Reflections on the patch
A few weeks ago GlobalPost asked me to write up an eye witness account of the garbage patch. It was scheduled to run as part of the Oceans Project, which is, by the way, worth checking out. In the end they didn’t run it as the copy for their project went online before they could get to my submission. But I thought, why keep it nestled away on my computer. It’s here for you to consider.
I was asked one question repeatedly before I left for my month-long Garbage Patch voyage. “Is it literally an island of waste?” I’d heard the patch called everything from a trash vortex to a plastic soup. San Francisco-based Project Kaisei, which is investigating ways to clean up the mess, even referred to it as the 8th continent. I wasn’t sure about this, so in early September, when I set off to visit the patch among a crew of five people that included Captain Moore, who discovered the patch, this question was on the top of my list.
For the first few days we didn’t see anything. We were hundreds of miles off the coast of Oahu and all I saw were flying fish that soared past the ship and red-footed boobies that nestled on the railing of the ship at night.
And then we started trawling. Moore uses a fine mesh net attached to a rectangular aluminum frame that he drags behind the ship to collect samples. As soon as he pulled up the net, turned it inside out and dumped the contents into a large glass bowl I could see what all the fuss was about. Tiny pieces of plastic the size of popcorn kernels were floating in the water. Most were white or green or blue—Moore later told me that the dyes in yellow and red plastic tend to fade quicker. And among all the plastic were tiny organisms—crabs and jellyfish and halobates, insect-like creatures, which resemble mosquitoes.
The even more shocking discovery is that this became routine. After a week, I was accustomed to the net coming back up with plastic fragments. And eventually the objects got bigger. One day we pulled up a plastic Popsicle stick. Another day we found a toothbrush, the next day an umbrella handle and the next day a small plastic wheel that looked like it belonged on a toy truck.

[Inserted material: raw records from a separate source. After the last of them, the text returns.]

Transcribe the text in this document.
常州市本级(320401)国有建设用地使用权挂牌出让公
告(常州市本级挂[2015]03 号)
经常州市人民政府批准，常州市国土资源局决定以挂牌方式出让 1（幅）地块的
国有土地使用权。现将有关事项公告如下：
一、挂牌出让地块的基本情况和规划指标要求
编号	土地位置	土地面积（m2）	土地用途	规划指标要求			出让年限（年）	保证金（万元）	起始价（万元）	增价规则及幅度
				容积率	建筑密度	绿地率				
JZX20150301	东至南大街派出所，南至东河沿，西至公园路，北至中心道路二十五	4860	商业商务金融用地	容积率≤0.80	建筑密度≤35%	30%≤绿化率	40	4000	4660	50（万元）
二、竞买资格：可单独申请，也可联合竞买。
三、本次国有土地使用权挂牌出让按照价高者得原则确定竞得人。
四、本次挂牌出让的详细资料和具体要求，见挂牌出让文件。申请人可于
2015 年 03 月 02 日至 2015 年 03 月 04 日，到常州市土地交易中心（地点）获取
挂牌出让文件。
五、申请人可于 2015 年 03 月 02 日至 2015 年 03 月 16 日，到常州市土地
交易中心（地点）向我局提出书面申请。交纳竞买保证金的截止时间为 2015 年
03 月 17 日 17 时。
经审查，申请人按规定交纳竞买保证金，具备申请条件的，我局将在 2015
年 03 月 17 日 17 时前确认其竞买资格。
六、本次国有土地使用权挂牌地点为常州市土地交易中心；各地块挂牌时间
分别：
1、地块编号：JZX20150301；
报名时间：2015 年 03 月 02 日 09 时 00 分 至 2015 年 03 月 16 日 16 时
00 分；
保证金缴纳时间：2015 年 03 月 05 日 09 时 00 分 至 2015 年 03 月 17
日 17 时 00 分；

And it didn’t matter the time of day or night. There was always more trash. I remember waking up one morning and looking over the railing just in time to see an enormous light bulb float by. On another day, as the sun set, the motor stalled and first mate Jeffery Ernst had to dive under the ship with a flashlight and untangle a piece of rope that was wrapped around the propeller.
But it wasn’t like an island. You certainly couldn’t walk on it and there were days when the seas were violent and we didn’t see anything. Captain Moore joked, “the garbage patch is like a box of chocolates, you never know what you’re going to get.”
The comment seemed laughable but stuck in my head. This was the problem—not that there was a garbage island or that the fragments were too tiny to bother cleaning up, it was the unpredictability. An island would be simple to clean up, we’d send out hundreds of commercial vessels to remove large chunks and that would be that. Or if all the pieces were small we’d declare the cleanup effort pointless and move on. But the fact that we can rescue some items while abandoning others makes us desperately believe that we can eventually get to it all. Even our attempt to label this patch—to call it an island and neatly package it up for media production shows our attempt to categorize an indefinable mess. We believe that if we can understand it we can tackle it. That we can remove the toothbrushes and water bottles and ropes. And that one day, we’ll return for the glass light bulb.